I did speech therapy for 5 weeks. My insurance would not cover it, but I was so blessed to have a niece Rachelle who is a licensed/certified therapist. She worked with me for 3 days a week for 5 weeks and would not accept 1 dollar from me. An incredible blessing and tender mercy from the Lord. Her employer even offered to do the swallowing test and doctor analysis at the end of 5 weeks at no charge. I was so humbled and so grateful.

I have since passed the swallowing test, and I no longer have the feeding tube. I started Intron injections that were 3 days a week. I got very sick with those, high fever, chills, vomiting, etc. … did that for almost 3 weeks and then became very depressed, could not sit down at my desk and make sense of things, and was somewhat lost.

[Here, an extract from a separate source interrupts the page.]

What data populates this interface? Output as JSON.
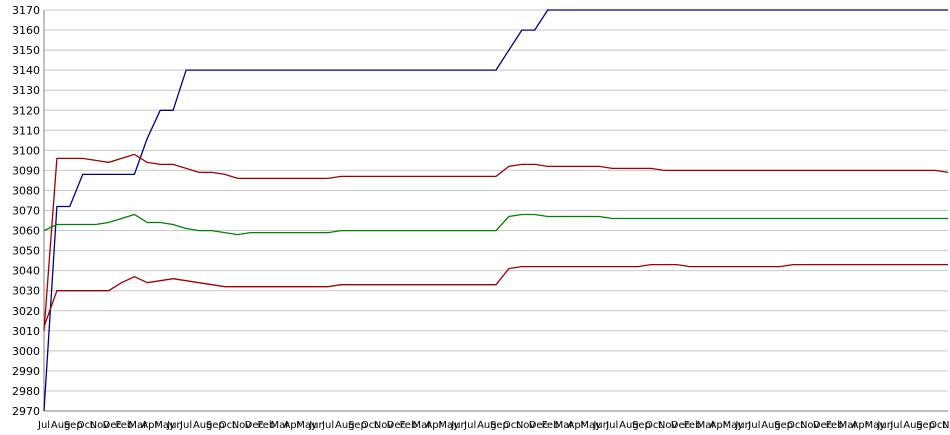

The doctor said I was having a reaction to it and made me stop. We took a break for a few weeks, then lowered the dosage amount and began doing it again 2 weeks ago.

Today I woke up very depressed, tingling throughout my legs & body, and very anxious. I went to see the nurses and my doctor, and they want me to stop again. So I’m not sure what the plan is right now. I’m a bit discouraged by all the reactions my body has had. I DO NOT want to quit; that is not an option. I had a PET scan also today, hoping that it will be clear, no new spread of cancer. I will find that out this coming Friday.

That is my story. I hope it helps others. This is not an easy battle, but with family, friends, loved ones, and trust in the Lord … I WILL BEAT THIS THING and I know that you can to.